Drama Pejuang Sinema
SOLO - Dirilis sejak 8 Juli 2017, film dokumenter Balada Bala Sinema masih laris di ruang-ruang pemutaran film alternatif. Kamis dua pekan lalu, 2 Mei 2019, film yang merekam perjuangan Cinema Lovers Community (CLC) Purbalingga itu menjadi film utama pembuka Pesta Film Solo (PSF) #9 yang diselenggarakan Kine Klub FISIP UNS di Taman Budaya Jawa Tengah (TBJT), Kota Surakarta.
"Alhamdulillah, di situ saya kadang merasa bernasib lebih baik daripada film-film Indonesia lainnya yang dibuat dengan budget miliaran tapi umurnya cuma seminggu di bioskop.
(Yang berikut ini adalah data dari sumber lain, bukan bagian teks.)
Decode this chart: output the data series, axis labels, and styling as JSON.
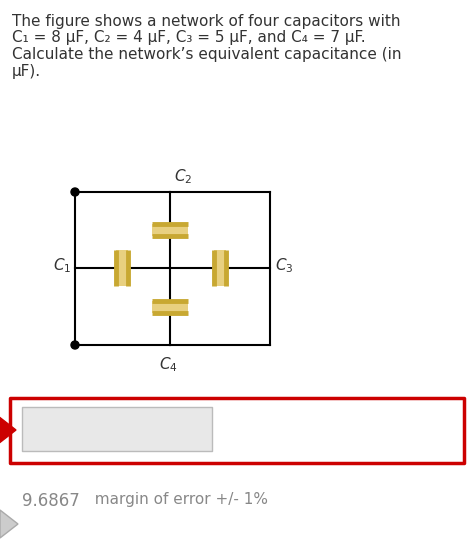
{
  "title_line1": "The figure shows a network of four capacitors with",
  "title_line2": "C₁ = 8 μF, C₂ = 4 μF, C₃ = 5 μF, and C₄ = 7 μF.",
  "title_line3": "Calculate the network’s equivalent capacitance (in",
  "title_line4": "μF).",
  "answer_value": "9.6867",
  "answer_note": "  margin of error +/- 1%",
  "bg_color": "#ffffff",
  "cap_fill_color": "#e8d080",
  "cap_plate_color": "#c8a832",
  "wire_color": "#000000",
  "input_box_color": "#e8e8e8",
  "answer_box_border": "#cc0000",
  "dot_color": "#000000",
  "text_color": "#333333",
  "answer_text_color": "#888888",
  "label_fontsize": 11,
  "body_fontsize": 11,
  "answer_fontsize": 11
}
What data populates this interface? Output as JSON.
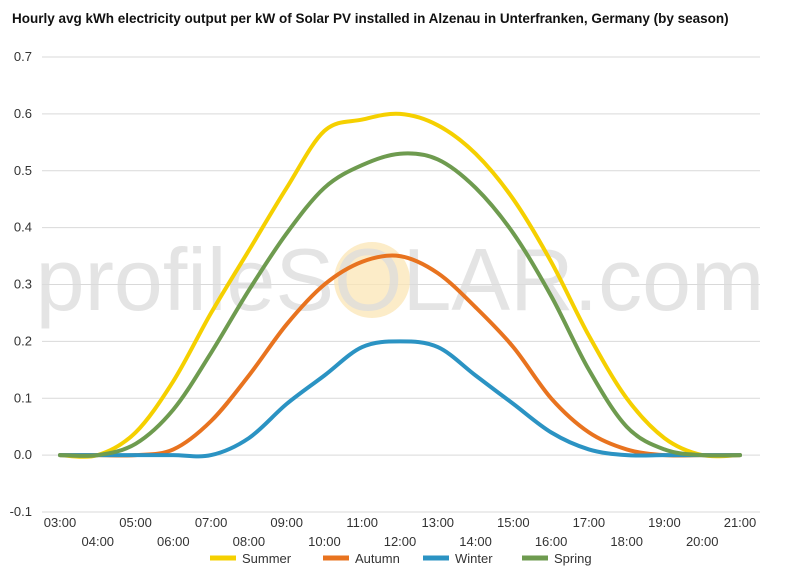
{
  "chart_data": {
    "type": "line",
    "title": "Hourly avg kWh electricity output per kW of Solar PV installed in Alzenau in Unterfranken, Germany (by season)",
    "xlabel": "",
    "ylabel": "",
    "watermark": "profileSOLAR.com",
    "ylim": [
      -0.1,
      0.7
    ],
    "yticks": [
      "-0.1",
      "0.0",
      "0.1",
      "0.2",
      "0.3",
      "0.4",
      "0.5",
      "0.6",
      "0.7"
    ],
    "ytick_values": [
      -0.1,
      0.0,
      0.1,
      0.2,
      0.3,
      0.4,
      0.5,
      0.6,
      0.7
    ],
    "x": [
      "03:00",
      "04:00",
      "05:00",
      "06:00",
      "07:00",
      "08:00",
      "09:00",
      "10:00",
      "11:00",
      "12:00",
      "13:00",
      "14:00",
      "15:00",
      "16:00",
      "17:00",
      "18:00",
      "19:00",
      "20:00",
      "21:00"
    ],
    "grid": true,
    "legend_position": "bottom",
    "series": [
      {
        "name": "Summer",
        "color": "#f5d000",
        "values": [
          0.0,
          0.0,
          0.04,
          0.13,
          0.25,
          0.36,
          0.47,
          0.57,
          0.59,
          0.6,
          0.58,
          0.53,
          0.45,
          0.34,
          0.21,
          0.1,
          0.03,
          0.0,
          0.0
        ]
      },
      {
        "name": "Autumn",
        "color": "#e8731f",
        "values": [
          0.0,
          0.0,
          0.0,
          0.01,
          0.06,
          0.14,
          0.23,
          0.3,
          0.34,
          0.35,
          0.32,
          0.26,
          0.19,
          0.1,
          0.04,
          0.01,
          0.0,
          0.0,
          0.0
        ]
      },
      {
        "name": "Winter",
        "color": "#2b93c3",
        "values": [
          0.0,
          0.0,
          0.0,
          0.0,
          0.0,
          0.03,
          0.09,
          0.14,
          0.19,
          0.2,
          0.19,
          0.14,
          0.09,
          0.04,
          0.01,
          0.0,
          0.0,
          0.0,
          0.0
        ]
      },
      {
        "name": "Spring",
        "color": "#6e9b4f",
        "values": [
          0.0,
          0.0,
          0.02,
          0.08,
          0.18,
          0.29,
          0.39,
          0.47,
          0.51,
          0.53,
          0.52,
          0.47,
          0.39,
          0.28,
          0.15,
          0.05,
          0.01,
          0.0,
          0.0
        ]
      }
    ]
  }
}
Habis itu hilang entah kemana," tulis sutradara Balada Bala Sinema, Yuda Kurniawan, di akun instagramnya.
Selain di PSF #9, tahun ini Balada Bala Sinema juga telah menyambangi sejumlah bioskop alternatif seperti Jatiwangi Sinematek di Majalengka pada 3 Februari, Mini Sinema Sang Akar di Jakarta Selatan pada 23 Maret, dan jaringan mitra Indicinema Bandung (tersebar di sejumlah kota di Pulau Jawa, Sumatera, dan Sulawesi) sejak Januari - April.
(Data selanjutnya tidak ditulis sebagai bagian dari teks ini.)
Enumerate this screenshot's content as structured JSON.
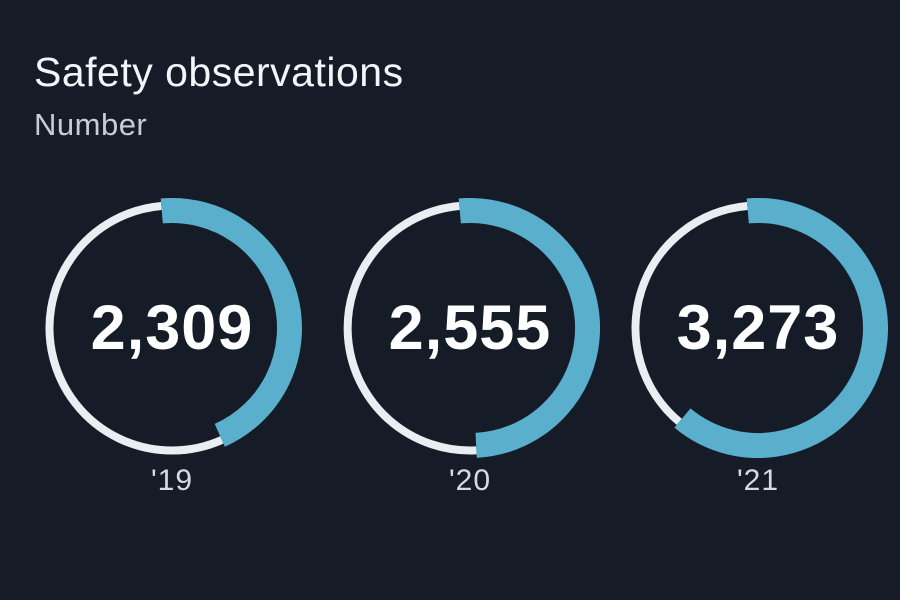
{
  "card": {
    "background_color": "#151C27"
  },
  "header": {
    "title": "Safety observations",
    "subtitle": "Number"
  },
  "chart_data": {
    "type": "donut",
    "title": "Safety observations",
    "subtitle": "Number",
    "unit": "Number",
    "categories": [
      "'19",
      "'20",
      "'21"
    ],
    "values": [
      2309,
      2555,
      3273
    ],
    "series": [
      {
        "label": "'19",
        "value": 2309,
        "value_display": "2,309",
        "arc_start_deg": -5,
        "arc_end_deg": 156
      },
      {
        "label": "'20",
        "value": 2555,
        "value_display": "2,555",
        "arc_start_deg": -5,
        "arc_end_deg": 177
      },
      {
        "label": "'21",
        "value": 3273,
        "value_display": "3,273",
        "arc_start_deg": -5,
        "arc_end_deg": 220
      }
    ],
    "layout": {
      "arc_direction": "clockwise",
      "arc_start_position": "top",
      "legend": "none",
      "grid": false
    },
    "colors": {
      "arc": "#59AFCC",
      "track": "#E9EEF3",
      "value_text": "#FFFFFF",
      "label_text": "#D6DBE1",
      "title_text": "#F3F6F9",
      "subtitle_text": "#C7CDD6",
      "background": "#151C27"
    }
  }
}
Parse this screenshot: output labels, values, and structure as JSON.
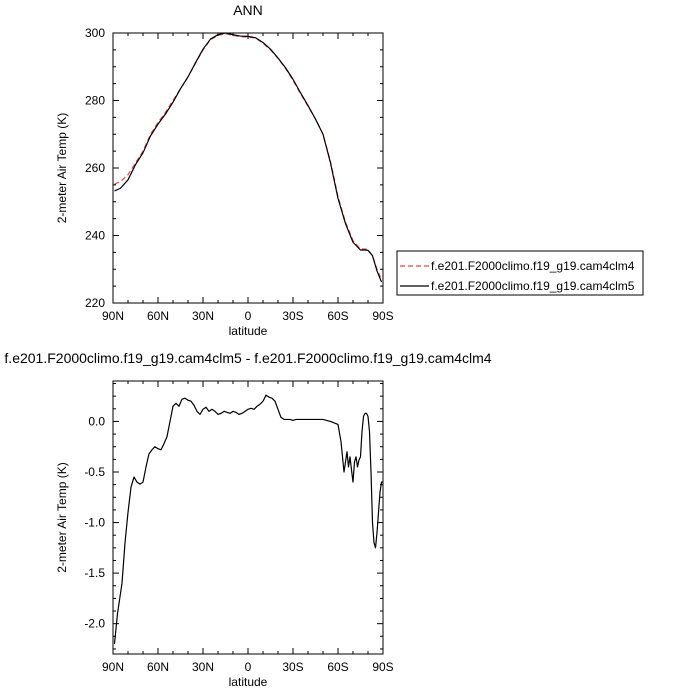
{
  "chart_data": [
    {
      "type": "line",
      "title": "ANN",
      "xlabel": "latitude",
      "ylabel": "2-meter Air Temp (K)",
      "xlim": [
        90,
        -90
      ],
      "ylim": [
        220,
        300
      ],
      "x_ticks": [
        90,
        60,
        30,
        0,
        -30,
        -60,
        -90
      ],
      "x_tick_labels": [
        "90N",
        "60N",
        "30N",
        "0",
        "30S",
        "60S",
        "90S"
      ],
      "y_ticks": [
        220,
        240,
        260,
        280,
        300
      ],
      "y_tick_labels": [
        "220",
        "240",
        "260",
        "280",
        "300"
      ],
      "grid": false,
      "legend_position": "right",
      "series": [
        {
          "name": "f.e201.F2000climo.f19_g19.cam4clm4",
          "color": "#e8474b",
          "dash": "dashed",
          "x": [
            89,
            85,
            80,
            75,
            70,
            65,
            60,
            55,
            50,
            45,
            40,
            35,
            30,
            25,
            20,
            15,
            10,
            5,
            0,
            -5,
            -10,
            -15,
            -20,
            -25,
            -30,
            -35,
            -40,
            -45,
            -50,
            -55,
            -60,
            -65,
            -70,
            -75,
            -78,
            -80,
            -83,
            -86,
            -89
          ],
          "y": [
            255.2,
            256,
            258,
            261.5,
            265,
            270,
            273.5,
            276.5,
            280,
            283.5,
            287,
            291,
            295,
            298,
            299.3,
            299.8,
            299.3,
            298.9,
            298.8,
            298.5,
            297,
            295,
            292.5,
            289.5,
            286,
            282,
            278.3,
            274.5,
            270,
            262,
            251.5,
            244,
            238.5,
            236,
            236,
            235.8,
            234,
            230,
            227
          ]
        },
        {
          "name": "f.e201.F2000climo.f19_g19.cam4clm5",
          "color": "#000000",
          "dash": "solid",
          "x": [
            89,
            85,
            80,
            75,
            70,
            65,
            60,
            55,
            50,
            45,
            40,
            35,
            30,
            25,
            20,
            15,
            10,
            5,
            0,
            -5,
            -10,
            -15,
            -20,
            -25,
            -30,
            -35,
            -40,
            -45,
            -50,
            -55,
            -60,
            -65,
            -70,
            -75,
            -78,
            -80,
            -83,
            -86,
            -89
          ],
          "y": [
            253.2,
            254,
            256.5,
            261,
            264.5,
            269.5,
            273,
            276,
            279.5,
            283.5,
            287,
            291.2,
            295.2,
            298.2,
            299.5,
            300,
            299.5,
            299.1,
            299,
            298.6,
            297.2,
            295.2,
            292.6,
            289.7,
            286.3,
            282.3,
            278.5,
            274.5,
            270,
            261.5,
            251,
            243.5,
            238,
            235.7,
            235.7,
            235.6,
            234,
            229.5,
            226.2
          ]
        }
      ]
    },
    {
      "type": "line",
      "title": "f.e201.F2000climo.f19_g19.cam4clm5 - f.e201.F2000climo.f19_g19.cam4clm4",
      "xlabel": "latitude",
      "ylabel": "2-meter Air Temp (K)",
      "xlim": [
        90,
        -90
      ],
      "ylim": [
        -2.3,
        0.4
      ],
      "x_ticks": [
        90,
        60,
        30,
        0,
        -30,
        -60,
        -90
      ],
      "x_tick_labels": [
        "90N",
        "60N",
        "30N",
        "0",
        "30S",
        "60S",
        "90S"
      ],
      "y_ticks": [
        -2.0,
        -1.5,
        -1.0,
        -0.5,
        0.0
      ],
      "y_tick_labels": [
        "-2.0",
        "-1.5",
        "-1.0",
        "-0.5",
        "0.0"
      ],
      "grid": false,
      "series": [
        {
          "color": "#000000",
          "dash": "solid",
          "x": [
            89,
            87,
            84,
            82,
            80,
            78,
            76,
            74,
            72,
            70,
            68,
            66,
            64,
            62,
            60,
            58,
            56,
            54,
            52,
            50,
            48,
            46,
            44,
            42,
            40,
            38,
            36,
            34,
            32,
            30,
            28,
            26,
            24,
            22,
            20,
            18,
            16,
            14,
            12,
            10,
            8,
            6,
            4,
            2,
            0,
            -2,
            -4,
            -6,
            -8,
            -10,
            -12,
            -14,
            -16,
            -18,
            -20,
            -22,
            -24,
            -26,
            -28,
            -30,
            -32,
            -34,
            -36,
            -38,
            -40,
            -45,
            -50,
            -55,
            -60,
            -62,
            -64,
            -66,
            -67,
            -68,
            -69,
            -70,
            -71,
            -72,
            -73,
            -74,
            -75,
            -76,
            -77,
            -78,
            -79,
            -80,
            -81,
            -82,
            -83,
            -84,
            -85,
            -86,
            -87,
            -88,
            -89,
            -90
          ],
          "y": [
            -2.2,
            -1.9,
            -1.6,
            -1.2,
            -0.9,
            -0.65,
            -0.55,
            -0.6,
            -0.62,
            -0.6,
            -0.45,
            -0.32,
            -0.28,
            -0.25,
            -0.27,
            -0.28,
            -0.22,
            -0.15,
            0.0,
            0.15,
            0.18,
            0.15,
            0.22,
            0.23,
            0.21,
            0.2,
            0.16,
            0.1,
            0.07,
            0.12,
            0.14,
            0.1,
            0.12,
            0.1,
            0.07,
            0.08,
            0.1,
            0.09,
            0.08,
            0.1,
            0.09,
            0.07,
            0.08,
            0.1,
            0.12,
            0.13,
            0.12,
            0.15,
            0.17,
            0.2,
            0.26,
            0.24,
            0.23,
            0.2,
            0.12,
            0.04,
            0.02,
            0.02,
            0.02,
            0.01,
            0.02,
            0.02,
            0.02,
            0.02,
            0.02,
            0.02,
            0.02,
            0.0,
            -0.03,
            -0.2,
            -0.5,
            -0.3,
            -0.45,
            -0.35,
            -0.48,
            -0.6,
            -0.4,
            -0.35,
            -0.45,
            -0.38,
            -0.35,
            -0.1,
            0.05,
            0.08,
            0.08,
            0.05,
            -0.1,
            -0.5,
            -1.0,
            -1.2,
            -1.25,
            -1.1,
            -0.9,
            -0.7,
            -0.6,
            -0.6
          ]
        }
      ]
    }
  ]
}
Sebelum bertualang ke berbagai bioskop alternatif, Balada Bala Sinema juga telah berkelana ke berbagai ajang film bergengsi di dalam maupun luar negeri, di antaranya Indonesia Film Festival 2017, Singapore International Film Festival 2017, Jogja NETPAC Asian Film Festival 2017, Indonesian On Screen di Berlin, Jerman, 2018, dan Asian Film Festival Barcelona 2018.
Nasib baik Balada Bala Sinema, yakni tetap eksis di dunia perfilman Indonesia meski umurnya sudah hampir dua tahun sejak diputar perdana di Purbalingga Film Festival 2017, tidak terlepas dari pergerakan komunitas-komunitas film di berbagai daerah.
Berkat kegigihan komunitas-komunitas film yang menolak tunduk pada kemapanan industri film yang menghamba pada selera pasar, terciptalah ruang-ruang pemutaran alternatif bagi Balada Bala Sinemadan film independen lain karya anak bangsa yang tidak tertampung di gedung-gedung bioskop komersial.
Sebagai wujud penghargaannya kepada komunitas-komunitas yang tak kenal lelah membangun budaya literasi film ke berbagai pelosok daerah, Yuda dan rekannya Damar Ardi bertekad membuat Balada Bala Sinema.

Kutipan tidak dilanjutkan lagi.